Humor by Lawrence Velvel
In an exclusive interview, President B. Rack O’Bomber disclosed he did not heed the advice of Pentagon authorities to reject the NoBull Peace Prize on the ground it sometimes had been awarded to pro-peace figures, making the NoBull Committee a bunch of hypocrites.
Rather, O’Bomber said, he believes the NoBull Committee “have now seen the light of American exceptionalism, that they now recognize the truth of the American theory of making peace as we continuously did with Native Americans, with the Philippines Insurrectionists, with Germany and Japan, with Viet Nam, and so forth.”
O’Bomber told interviewer Lawrence Velvel that in order to obtain peace, you must first have war, explaining, “To have peace in 1918, nations first had to fight World War I. How could peace have broken out in 1918 without first fighting World War 1?”
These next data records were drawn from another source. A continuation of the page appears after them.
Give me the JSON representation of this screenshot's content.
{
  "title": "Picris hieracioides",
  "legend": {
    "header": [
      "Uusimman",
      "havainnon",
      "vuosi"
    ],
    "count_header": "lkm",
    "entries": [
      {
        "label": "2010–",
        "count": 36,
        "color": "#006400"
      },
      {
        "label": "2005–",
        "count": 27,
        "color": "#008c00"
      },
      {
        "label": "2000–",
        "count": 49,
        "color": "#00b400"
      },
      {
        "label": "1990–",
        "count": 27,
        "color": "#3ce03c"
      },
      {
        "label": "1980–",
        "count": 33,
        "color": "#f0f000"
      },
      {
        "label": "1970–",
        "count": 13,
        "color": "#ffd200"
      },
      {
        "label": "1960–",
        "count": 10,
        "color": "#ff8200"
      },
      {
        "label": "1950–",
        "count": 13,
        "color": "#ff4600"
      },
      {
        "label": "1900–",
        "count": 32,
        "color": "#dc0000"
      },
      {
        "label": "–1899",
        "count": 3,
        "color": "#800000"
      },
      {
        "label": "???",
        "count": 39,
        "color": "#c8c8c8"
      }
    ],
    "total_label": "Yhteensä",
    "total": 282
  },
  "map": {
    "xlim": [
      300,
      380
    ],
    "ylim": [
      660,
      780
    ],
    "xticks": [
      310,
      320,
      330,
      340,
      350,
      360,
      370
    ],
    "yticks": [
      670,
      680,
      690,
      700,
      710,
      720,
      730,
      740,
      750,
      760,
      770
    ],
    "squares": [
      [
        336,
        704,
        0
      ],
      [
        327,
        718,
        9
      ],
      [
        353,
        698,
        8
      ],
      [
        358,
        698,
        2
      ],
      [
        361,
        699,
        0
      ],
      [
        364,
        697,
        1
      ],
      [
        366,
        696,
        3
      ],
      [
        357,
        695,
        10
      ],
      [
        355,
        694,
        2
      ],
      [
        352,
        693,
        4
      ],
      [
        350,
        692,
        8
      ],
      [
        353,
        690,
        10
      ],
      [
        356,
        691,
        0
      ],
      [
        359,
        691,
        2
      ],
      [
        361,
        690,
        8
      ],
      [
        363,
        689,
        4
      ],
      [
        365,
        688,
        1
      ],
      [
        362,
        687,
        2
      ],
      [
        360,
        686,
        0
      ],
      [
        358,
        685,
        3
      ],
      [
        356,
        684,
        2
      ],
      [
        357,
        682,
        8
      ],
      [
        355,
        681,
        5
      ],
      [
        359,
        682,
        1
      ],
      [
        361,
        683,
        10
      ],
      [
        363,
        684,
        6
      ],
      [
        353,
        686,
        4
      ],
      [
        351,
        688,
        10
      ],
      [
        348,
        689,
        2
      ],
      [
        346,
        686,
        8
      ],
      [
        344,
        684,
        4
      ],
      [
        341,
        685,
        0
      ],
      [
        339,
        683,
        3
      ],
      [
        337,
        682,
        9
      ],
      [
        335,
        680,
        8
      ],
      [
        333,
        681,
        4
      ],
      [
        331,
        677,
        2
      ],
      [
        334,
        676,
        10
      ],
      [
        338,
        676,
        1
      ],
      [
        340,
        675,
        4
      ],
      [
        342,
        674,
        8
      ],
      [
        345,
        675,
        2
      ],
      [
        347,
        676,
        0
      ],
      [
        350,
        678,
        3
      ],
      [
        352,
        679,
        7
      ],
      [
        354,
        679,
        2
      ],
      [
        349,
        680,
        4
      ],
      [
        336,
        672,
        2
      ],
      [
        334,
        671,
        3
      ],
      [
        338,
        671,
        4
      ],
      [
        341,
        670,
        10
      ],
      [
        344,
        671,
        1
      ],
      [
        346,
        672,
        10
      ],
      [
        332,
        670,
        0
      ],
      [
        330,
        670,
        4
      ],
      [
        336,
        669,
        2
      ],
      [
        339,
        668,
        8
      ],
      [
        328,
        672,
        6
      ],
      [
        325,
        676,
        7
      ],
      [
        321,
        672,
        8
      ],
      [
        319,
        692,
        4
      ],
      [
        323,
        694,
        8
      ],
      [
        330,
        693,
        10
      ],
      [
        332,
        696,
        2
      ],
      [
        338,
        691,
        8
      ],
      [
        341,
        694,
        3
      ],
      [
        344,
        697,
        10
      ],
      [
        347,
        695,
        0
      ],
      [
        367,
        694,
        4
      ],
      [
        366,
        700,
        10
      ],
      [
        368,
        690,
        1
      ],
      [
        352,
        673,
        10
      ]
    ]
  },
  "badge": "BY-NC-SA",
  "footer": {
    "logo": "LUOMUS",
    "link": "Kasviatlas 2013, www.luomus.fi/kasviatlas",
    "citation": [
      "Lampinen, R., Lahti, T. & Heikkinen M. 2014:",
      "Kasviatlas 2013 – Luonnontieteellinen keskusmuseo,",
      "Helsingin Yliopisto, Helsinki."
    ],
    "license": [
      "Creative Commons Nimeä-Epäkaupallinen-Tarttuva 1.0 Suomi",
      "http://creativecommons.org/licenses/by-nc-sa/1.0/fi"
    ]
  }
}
The president said he felt humble in accepting the peace prize as his accomplishments are so much less than those of deserving past recipients. “I am only fighting two wars and, more importantly by far, I have only been fighting wars for a brief amount of time.” By comparison, he noted, former Secretary of State Henry Kissinger and Viet Nam diplomat Le Duc Tho “managed to implement the theory of peace through war by keeping the Viet Nam War going for four years or so.”
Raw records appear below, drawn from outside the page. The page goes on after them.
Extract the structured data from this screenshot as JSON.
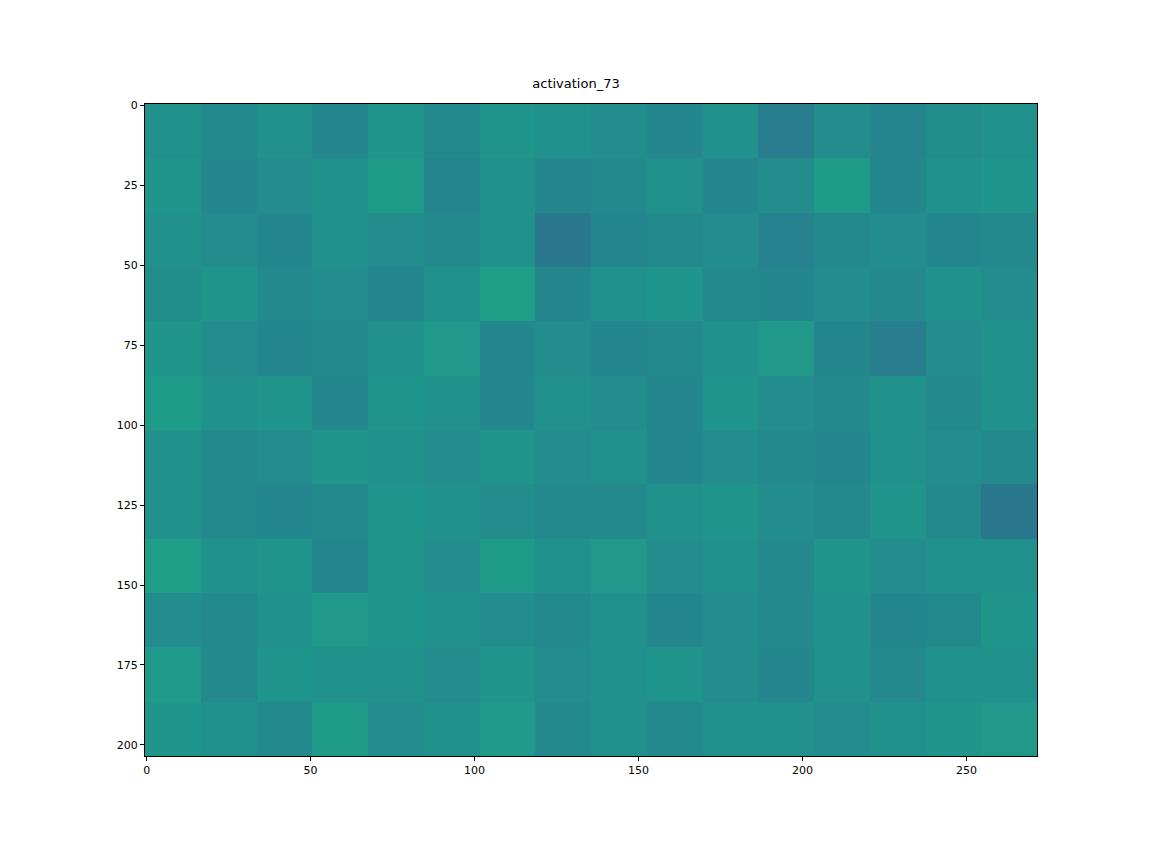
{
  "chart_data": {
    "type": "heatmap",
    "title": "activation_73",
    "x": [
      8,
      25,
      42,
      59,
      76,
      93,
      110,
      127,
      144,
      161,
      178,
      195,
      212,
      229,
      246,
      263
    ],
    "y": [
      8,
      25,
      42,
      59,
      76,
      93,
      110,
      127,
      144,
      161,
      178,
      195
    ],
    "cells": [
      [
        0.5,
        0.47,
        0.5,
        0.46,
        0.52,
        0.47,
        0.52,
        0.5,
        0.48,
        0.46,
        0.5,
        0.42,
        0.48,
        0.45,
        0.49,
        0.5
      ],
      [
        0.52,
        0.46,
        0.48,
        0.5,
        0.55,
        0.45,
        0.5,
        0.46,
        0.47,
        0.5,
        0.46,
        0.48,
        0.55,
        0.46,
        0.5,
        0.52
      ],
      [
        0.5,
        0.48,
        0.46,
        0.5,
        0.48,
        0.47,
        0.5,
        0.4,
        0.46,
        0.47,
        0.48,
        0.44,
        0.47,
        0.48,
        0.46,
        0.47
      ],
      [
        0.49,
        0.52,
        0.47,
        0.48,
        0.46,
        0.5,
        0.56,
        0.46,
        0.5,
        0.52,
        0.47,
        0.46,
        0.48,
        0.47,
        0.5,
        0.48
      ],
      [
        0.52,
        0.48,
        0.46,
        0.47,
        0.5,
        0.53,
        0.46,
        0.48,
        0.46,
        0.47,
        0.5,
        0.53,
        0.46,
        0.42,
        0.48,
        0.5
      ],
      [
        0.55,
        0.5,
        0.52,
        0.46,
        0.52,
        0.5,
        0.46,
        0.5,
        0.48,
        0.46,
        0.52,
        0.48,
        0.47,
        0.5,
        0.47,
        0.5
      ],
      [
        0.5,
        0.47,
        0.48,
        0.52,
        0.5,
        0.48,
        0.52,
        0.48,
        0.5,
        0.46,
        0.48,
        0.47,
        0.46,
        0.5,
        0.48,
        0.47
      ],
      [
        0.5,
        0.47,
        0.46,
        0.47,
        0.52,
        0.5,
        0.48,
        0.47,
        0.47,
        0.5,
        0.52,
        0.48,
        0.47,
        0.52,
        0.47,
        0.4
      ],
      [
        0.56,
        0.5,
        0.52,
        0.46,
        0.52,
        0.48,
        0.55,
        0.5,
        0.53,
        0.48,
        0.5,
        0.47,
        0.52,
        0.48,
        0.5,
        0.5
      ],
      [
        0.48,
        0.47,
        0.5,
        0.53,
        0.52,
        0.5,
        0.48,
        0.47,
        0.5,
        0.46,
        0.48,
        0.47,
        0.5,
        0.46,
        0.47,
        0.52
      ],
      [
        0.54,
        0.47,
        0.52,
        0.5,
        0.5,
        0.48,
        0.52,
        0.48,
        0.5,
        0.52,
        0.48,
        0.46,
        0.5,
        0.47,
        0.5,
        0.5
      ],
      [
        0.52,
        0.5,
        0.47,
        0.55,
        0.48,
        0.5,
        0.54,
        0.47,
        0.5,
        0.47,
        0.5,
        0.5,
        0.48,
        0.5,
        0.52,
        0.53
      ]
    ],
    "zlim": [
      0,
      1
    ],
    "xlim": [
      -0.5,
      271.5
    ],
    "ylim": [
      203.5,
      -0.5
    ],
    "xticks": [
      0,
      50,
      100,
      150,
      200,
      250
    ],
    "yticks": [
      0,
      25,
      50,
      75,
      100,
      125,
      150,
      175,
      200
    ],
    "grid": false
  }
}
O’Bomber denied that his current war in Goniffstan was in any way analogous to Viet Nam. In that country, “the American government made terrible, anti-historical mistakes without giving serious thought to the problem. Here we are making terrible anti-historical mistakes after thinking about the problem. We even thought about it extensively.”
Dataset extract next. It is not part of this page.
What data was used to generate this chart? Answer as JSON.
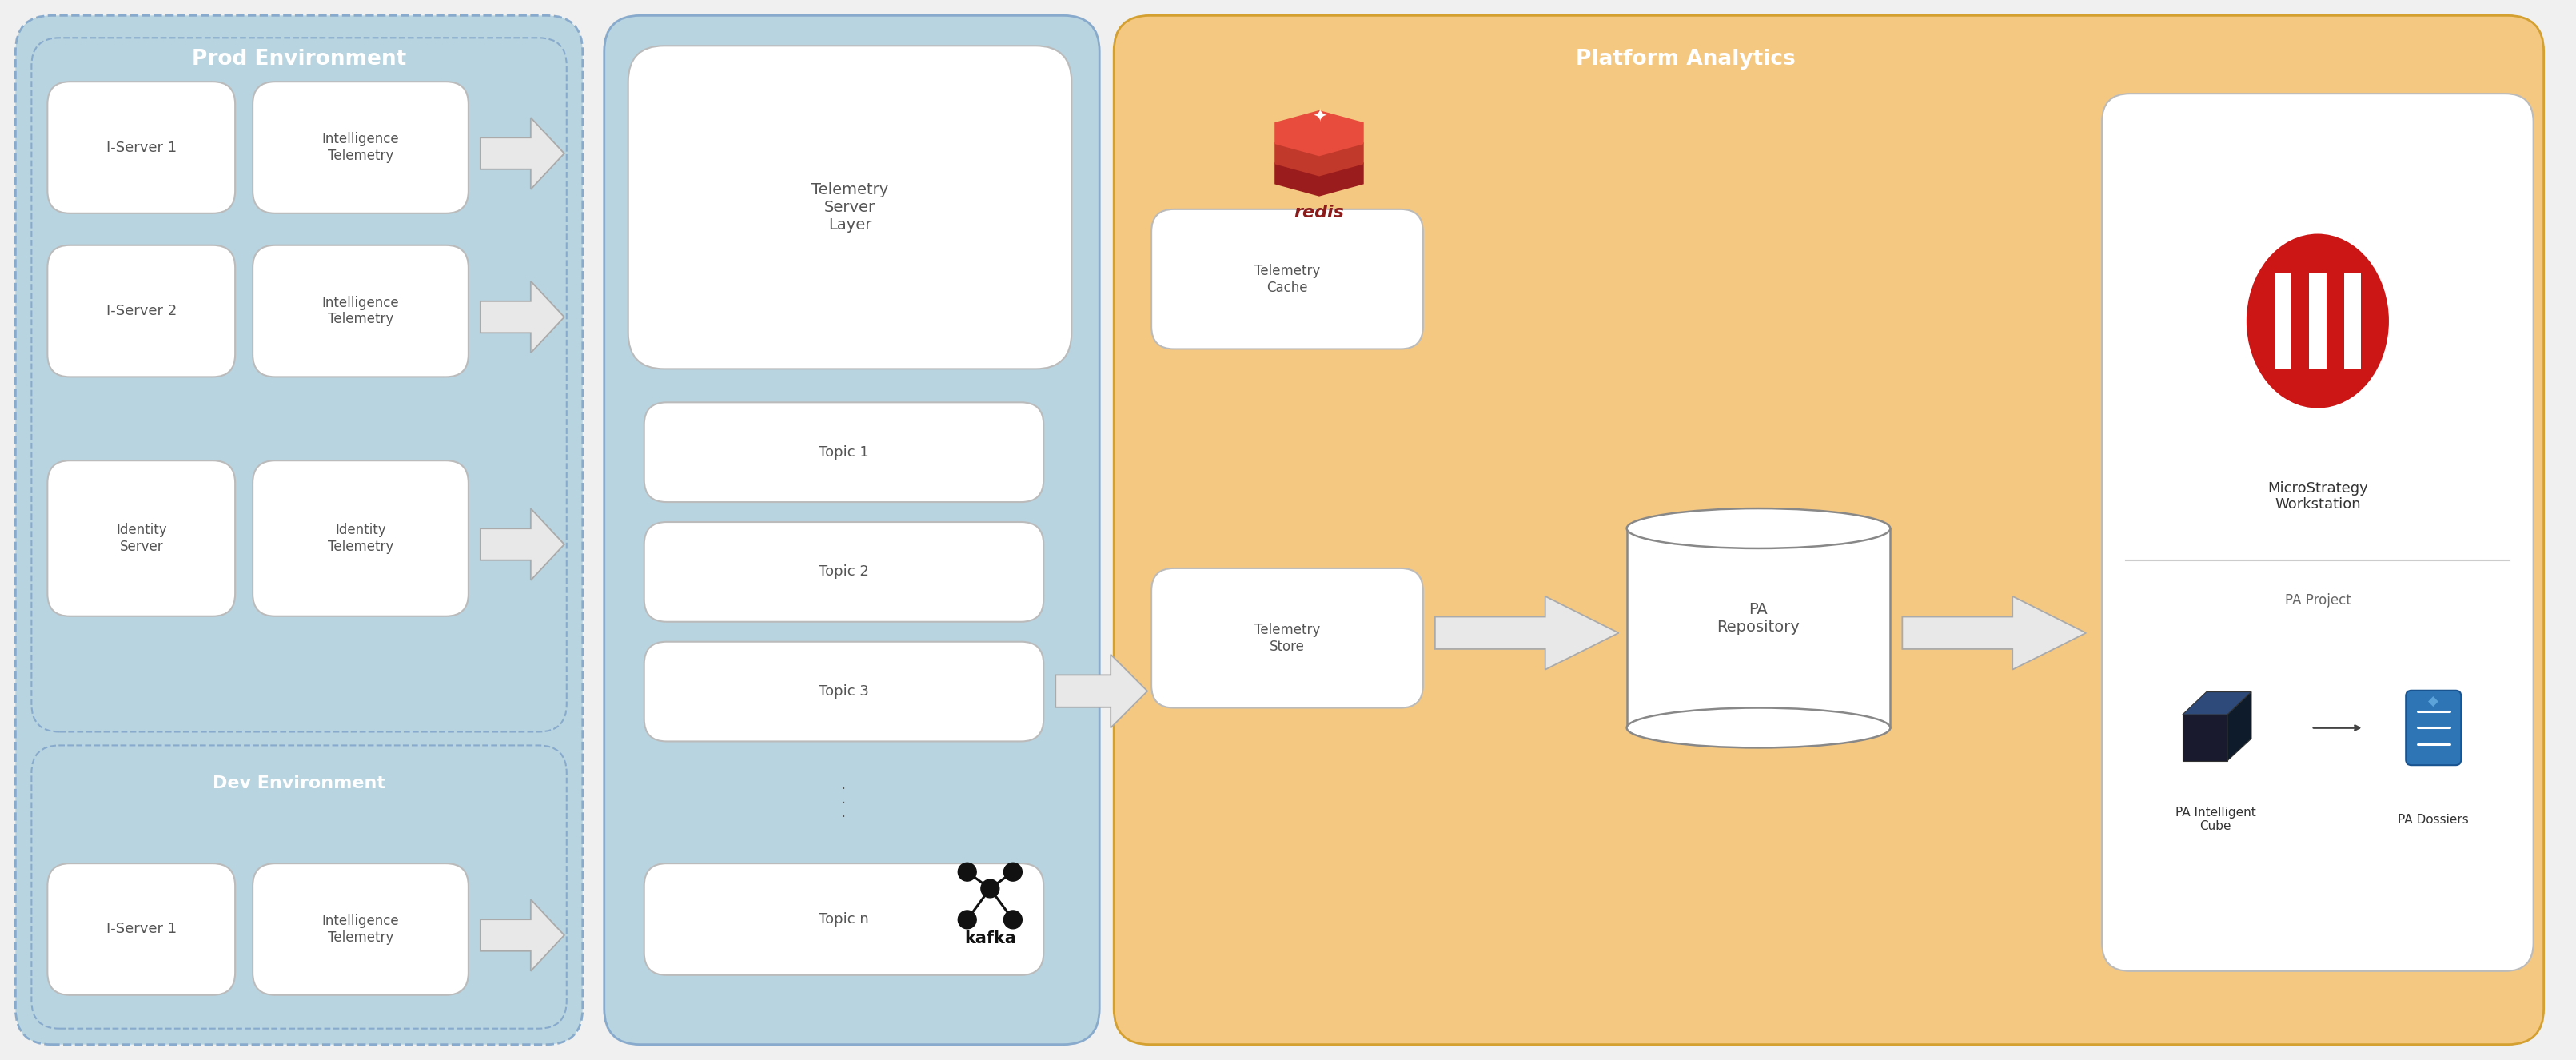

“These facts make all the difference,” O’Bomber continued. “It’s one thing to be idiotic without thinking about something. It’s another thing to be idiotic after thinking about it. So there can be no historical analogy.” He added, “Although military men wanted to fight in Viet Nam, and military men want to fight in Goniffstan, they are different military men. So there can be no historical analogy.”
The president noted that “Gonniff” in Yiddish means “thief” and Goniffstan “has warlords who steal, a government that steals and citizens who steal” and that stealing “will never stop” there. “We are fighting to create an honest country, and that will never happen, so I will be able to fight in Goniffstan for years and years. Ultimately, I will be as deserving of the NoBull Peace Prize as Kissinger and Le Duc Tho,” O’Bomber said.
He would have no hesitation in invading what he called Yeahman, the President said, if members of Al Qaeda congregated there, as is being reported. “Look, they tell me that there are only 100 members of Al Qaeda left in Gonnifstan. That’s good. It will enable us to destroy large swaths of the country without strong opposition. It will also enable us to invade Pakistan to kill the rest of the Al Qaedas without large numbers of American soldiers being tied down in Goniffstan.”
What’s more, O’Bomber pointed out, “The government of Pakistan welcomes an invasion. It has publicly made a statement saying “We welcome the U.S. invasion. Please bring in 50,000 heavily armed American troops with destructive artillery and fighter bombers.”
On another matter, President O’Bomber commented on his allusion to the Rev. Martin Luther King in his acceptance speech. “What did his non-violence ever accomplish?” he asked. “I’ll tell you in one sentence, all it accomplished is that it got him shot by some Hitlerite who did not believe in non-violence, no less.” O’Bomber added, “The same is true for Gandhi. “All that non-violent crap just got him shot too. And nobody gave a damn about India anyway until it developed the atomic bomb. Then people started to listen to India, including Pakistan, which listened so hard that it developed its own bomb, called the Kashmiri Special.”